En la edición de ayer, este medio publicó que el propio Independiente posteó en sus redes sociales un mensaje por la muerte de Julio Cabaleyro. El motivo se debe a que él fue vocal del club por mucho tiempo.
“Se le presentó la oportunidad de ser vocal porque siempre ayudaba a chicos que jugaban allí, hemos convivido con futbolistas de inferiores que no tenían casa porque iban a jugar desde otras partes del país y mi viejo les abría las puertas, les daba de comer, les compraba botines si no tenían; siempre se preocupó por el otro”, aseveró Noelia Cabaleyro.
Sindicato, ¿sin mando?
Una de las incógnitas que se presenta ahora es la continuidad del mando del Sindicato de Camioneros en nuestra ciudad. Con Maximiliano Cabaleyro, hijo de Julio, alojado en la Unidad Penal Nº 3 por la causa de Rey Distribución –quien estaba al mando del gremio hasta su detención– y Julio Cabaleyro fallecido, hoy no hay un nuevo secretario general designado.

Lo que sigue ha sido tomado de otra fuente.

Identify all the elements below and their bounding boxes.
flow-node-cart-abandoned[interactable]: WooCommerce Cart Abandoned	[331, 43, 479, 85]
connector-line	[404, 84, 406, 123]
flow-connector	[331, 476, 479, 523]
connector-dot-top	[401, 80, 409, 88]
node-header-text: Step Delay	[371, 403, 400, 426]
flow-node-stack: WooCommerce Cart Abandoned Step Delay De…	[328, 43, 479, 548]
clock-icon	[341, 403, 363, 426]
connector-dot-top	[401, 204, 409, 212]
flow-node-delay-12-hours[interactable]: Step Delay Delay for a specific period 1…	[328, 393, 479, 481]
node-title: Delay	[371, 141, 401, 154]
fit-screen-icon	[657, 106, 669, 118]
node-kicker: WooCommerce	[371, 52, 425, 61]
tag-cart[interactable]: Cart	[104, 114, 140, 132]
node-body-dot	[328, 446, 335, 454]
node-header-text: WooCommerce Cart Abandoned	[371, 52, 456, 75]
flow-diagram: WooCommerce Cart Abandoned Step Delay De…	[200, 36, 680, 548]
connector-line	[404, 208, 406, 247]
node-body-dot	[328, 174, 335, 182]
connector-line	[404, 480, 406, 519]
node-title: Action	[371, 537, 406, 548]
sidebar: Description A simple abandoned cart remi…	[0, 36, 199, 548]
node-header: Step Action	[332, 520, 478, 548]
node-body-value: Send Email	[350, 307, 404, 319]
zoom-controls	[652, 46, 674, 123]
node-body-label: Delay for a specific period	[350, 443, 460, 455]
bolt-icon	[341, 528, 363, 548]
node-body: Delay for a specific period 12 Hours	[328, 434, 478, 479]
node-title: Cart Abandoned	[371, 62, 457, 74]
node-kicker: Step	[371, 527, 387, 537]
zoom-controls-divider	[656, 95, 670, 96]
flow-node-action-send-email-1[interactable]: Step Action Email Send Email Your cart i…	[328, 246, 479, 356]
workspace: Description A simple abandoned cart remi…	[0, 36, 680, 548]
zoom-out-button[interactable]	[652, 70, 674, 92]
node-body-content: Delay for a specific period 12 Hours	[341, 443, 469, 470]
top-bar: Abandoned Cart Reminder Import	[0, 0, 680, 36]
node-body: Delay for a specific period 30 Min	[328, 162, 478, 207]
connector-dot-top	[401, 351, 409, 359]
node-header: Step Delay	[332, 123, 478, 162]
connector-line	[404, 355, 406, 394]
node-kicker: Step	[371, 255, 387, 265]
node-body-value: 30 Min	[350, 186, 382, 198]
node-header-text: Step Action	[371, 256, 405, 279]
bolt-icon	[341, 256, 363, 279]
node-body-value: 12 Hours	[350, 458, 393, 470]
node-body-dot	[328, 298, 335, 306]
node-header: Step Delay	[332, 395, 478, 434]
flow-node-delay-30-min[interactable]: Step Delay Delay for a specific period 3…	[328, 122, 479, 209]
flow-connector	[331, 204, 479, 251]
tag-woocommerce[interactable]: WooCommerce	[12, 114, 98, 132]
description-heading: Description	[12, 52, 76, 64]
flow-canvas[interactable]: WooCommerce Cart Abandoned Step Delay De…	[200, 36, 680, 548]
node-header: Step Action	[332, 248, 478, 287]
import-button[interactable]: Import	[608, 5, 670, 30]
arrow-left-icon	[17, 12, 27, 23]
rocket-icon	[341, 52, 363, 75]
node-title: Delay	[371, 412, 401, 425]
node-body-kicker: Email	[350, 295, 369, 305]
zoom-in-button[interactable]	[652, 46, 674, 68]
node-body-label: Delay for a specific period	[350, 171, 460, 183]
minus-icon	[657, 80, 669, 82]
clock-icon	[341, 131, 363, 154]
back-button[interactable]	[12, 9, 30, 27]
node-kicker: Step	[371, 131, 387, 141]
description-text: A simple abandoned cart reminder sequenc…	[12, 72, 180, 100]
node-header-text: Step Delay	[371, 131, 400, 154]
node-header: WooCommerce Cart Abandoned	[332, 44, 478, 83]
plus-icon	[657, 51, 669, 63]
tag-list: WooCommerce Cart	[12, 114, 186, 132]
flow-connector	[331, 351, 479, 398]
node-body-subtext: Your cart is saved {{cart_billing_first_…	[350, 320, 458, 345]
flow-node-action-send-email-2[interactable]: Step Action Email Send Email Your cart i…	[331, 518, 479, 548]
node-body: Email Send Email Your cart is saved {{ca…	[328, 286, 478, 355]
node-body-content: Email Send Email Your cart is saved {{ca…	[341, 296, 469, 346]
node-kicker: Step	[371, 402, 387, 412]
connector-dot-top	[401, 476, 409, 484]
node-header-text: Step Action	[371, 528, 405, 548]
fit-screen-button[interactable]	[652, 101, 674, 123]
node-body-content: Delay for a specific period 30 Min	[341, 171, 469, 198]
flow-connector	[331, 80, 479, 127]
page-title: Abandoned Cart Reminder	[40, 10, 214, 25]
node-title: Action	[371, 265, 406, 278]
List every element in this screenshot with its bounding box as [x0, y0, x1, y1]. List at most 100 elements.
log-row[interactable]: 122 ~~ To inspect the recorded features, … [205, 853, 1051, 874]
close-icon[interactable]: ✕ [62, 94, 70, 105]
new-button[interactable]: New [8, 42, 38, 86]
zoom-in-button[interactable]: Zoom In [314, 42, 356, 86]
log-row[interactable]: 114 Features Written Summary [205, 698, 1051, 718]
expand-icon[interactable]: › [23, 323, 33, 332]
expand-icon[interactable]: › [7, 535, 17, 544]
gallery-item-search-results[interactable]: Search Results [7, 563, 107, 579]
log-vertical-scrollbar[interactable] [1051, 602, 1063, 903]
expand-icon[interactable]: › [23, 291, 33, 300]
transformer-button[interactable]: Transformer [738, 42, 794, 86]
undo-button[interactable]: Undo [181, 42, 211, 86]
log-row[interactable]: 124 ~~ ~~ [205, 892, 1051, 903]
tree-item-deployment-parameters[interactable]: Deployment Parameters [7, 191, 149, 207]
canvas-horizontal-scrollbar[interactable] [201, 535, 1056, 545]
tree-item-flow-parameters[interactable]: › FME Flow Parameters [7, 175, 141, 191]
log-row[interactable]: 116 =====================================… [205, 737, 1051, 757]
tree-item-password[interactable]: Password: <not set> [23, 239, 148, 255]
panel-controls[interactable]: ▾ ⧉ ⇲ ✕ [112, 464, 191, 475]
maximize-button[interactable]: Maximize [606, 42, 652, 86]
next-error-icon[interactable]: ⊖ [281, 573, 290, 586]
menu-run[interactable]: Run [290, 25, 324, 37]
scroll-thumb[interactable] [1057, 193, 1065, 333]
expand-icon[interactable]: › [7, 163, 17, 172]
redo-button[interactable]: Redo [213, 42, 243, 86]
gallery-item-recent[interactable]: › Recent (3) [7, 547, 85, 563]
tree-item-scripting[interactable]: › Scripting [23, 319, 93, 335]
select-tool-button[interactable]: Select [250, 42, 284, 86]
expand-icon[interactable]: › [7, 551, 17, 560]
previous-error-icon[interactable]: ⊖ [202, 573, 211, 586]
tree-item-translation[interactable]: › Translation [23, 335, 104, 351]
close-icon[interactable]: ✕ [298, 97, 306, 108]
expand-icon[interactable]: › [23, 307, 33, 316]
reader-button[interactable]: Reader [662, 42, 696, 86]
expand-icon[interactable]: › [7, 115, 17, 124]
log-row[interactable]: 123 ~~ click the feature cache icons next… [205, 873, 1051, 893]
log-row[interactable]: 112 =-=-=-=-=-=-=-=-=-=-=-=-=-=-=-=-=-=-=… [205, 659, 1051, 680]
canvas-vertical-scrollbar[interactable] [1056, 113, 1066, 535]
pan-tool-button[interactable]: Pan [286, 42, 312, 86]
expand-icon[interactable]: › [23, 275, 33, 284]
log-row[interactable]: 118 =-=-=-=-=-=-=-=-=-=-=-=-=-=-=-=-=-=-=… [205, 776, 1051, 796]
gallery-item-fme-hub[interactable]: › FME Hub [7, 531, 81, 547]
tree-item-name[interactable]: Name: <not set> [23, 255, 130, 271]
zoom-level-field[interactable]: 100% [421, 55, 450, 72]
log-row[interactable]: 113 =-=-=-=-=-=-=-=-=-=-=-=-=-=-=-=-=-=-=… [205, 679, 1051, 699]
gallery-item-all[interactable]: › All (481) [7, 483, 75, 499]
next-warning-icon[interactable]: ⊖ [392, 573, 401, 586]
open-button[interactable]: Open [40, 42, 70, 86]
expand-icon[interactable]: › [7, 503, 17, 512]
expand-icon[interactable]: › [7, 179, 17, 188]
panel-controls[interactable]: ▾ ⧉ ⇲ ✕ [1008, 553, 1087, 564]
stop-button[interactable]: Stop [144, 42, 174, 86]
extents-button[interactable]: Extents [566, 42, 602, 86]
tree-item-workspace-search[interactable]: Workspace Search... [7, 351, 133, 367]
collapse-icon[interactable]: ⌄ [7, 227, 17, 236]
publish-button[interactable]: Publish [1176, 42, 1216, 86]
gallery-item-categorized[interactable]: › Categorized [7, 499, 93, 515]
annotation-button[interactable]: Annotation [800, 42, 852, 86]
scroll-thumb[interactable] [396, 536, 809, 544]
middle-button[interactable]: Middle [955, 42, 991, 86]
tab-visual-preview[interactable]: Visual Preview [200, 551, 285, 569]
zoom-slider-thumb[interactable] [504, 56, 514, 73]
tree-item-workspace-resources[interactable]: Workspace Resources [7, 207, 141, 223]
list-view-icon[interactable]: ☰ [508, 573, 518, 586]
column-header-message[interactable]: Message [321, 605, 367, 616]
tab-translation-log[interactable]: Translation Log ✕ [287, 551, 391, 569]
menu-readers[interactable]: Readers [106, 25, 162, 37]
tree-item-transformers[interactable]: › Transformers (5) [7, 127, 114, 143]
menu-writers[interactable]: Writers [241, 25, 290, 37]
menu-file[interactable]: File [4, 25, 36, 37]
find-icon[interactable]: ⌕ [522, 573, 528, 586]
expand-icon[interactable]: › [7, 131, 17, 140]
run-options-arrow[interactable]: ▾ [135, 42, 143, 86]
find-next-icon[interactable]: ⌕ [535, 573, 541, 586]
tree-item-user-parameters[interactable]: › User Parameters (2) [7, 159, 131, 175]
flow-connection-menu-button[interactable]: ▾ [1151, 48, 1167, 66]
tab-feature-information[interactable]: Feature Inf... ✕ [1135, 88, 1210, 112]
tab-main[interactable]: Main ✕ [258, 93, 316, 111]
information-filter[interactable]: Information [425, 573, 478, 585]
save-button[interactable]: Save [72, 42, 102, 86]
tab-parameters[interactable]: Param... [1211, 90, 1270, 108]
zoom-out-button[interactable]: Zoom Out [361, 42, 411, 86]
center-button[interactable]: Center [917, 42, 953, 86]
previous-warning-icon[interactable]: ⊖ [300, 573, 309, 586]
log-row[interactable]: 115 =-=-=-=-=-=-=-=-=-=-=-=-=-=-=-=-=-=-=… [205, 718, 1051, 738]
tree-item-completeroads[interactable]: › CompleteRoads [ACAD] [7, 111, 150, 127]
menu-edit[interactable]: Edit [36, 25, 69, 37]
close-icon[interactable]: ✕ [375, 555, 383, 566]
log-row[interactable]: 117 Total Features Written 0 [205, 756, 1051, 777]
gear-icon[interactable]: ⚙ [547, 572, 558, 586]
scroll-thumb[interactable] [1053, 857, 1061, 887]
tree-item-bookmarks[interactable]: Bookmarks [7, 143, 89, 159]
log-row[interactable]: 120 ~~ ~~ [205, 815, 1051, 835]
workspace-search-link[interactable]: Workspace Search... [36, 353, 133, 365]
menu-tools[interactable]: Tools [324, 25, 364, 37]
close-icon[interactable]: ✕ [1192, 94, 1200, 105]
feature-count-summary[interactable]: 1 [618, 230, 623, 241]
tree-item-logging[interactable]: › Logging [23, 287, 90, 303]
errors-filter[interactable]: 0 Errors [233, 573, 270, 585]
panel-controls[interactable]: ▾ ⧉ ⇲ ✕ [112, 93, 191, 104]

“El martes vamos a tener una reunión sobre eso. Igualmente hay un estatuto que seguir, hay muchos compañeros que pueden estar en ese lugar y nosotros vamos a hacer todo dentro de las normas. Pero tenemos la esperanza puesta de que Maxi salga pronto, porque ya no hay más motivos para dejarlo retenido, y que pueda seguir al mando”, explicó Noelia Cabaleyro.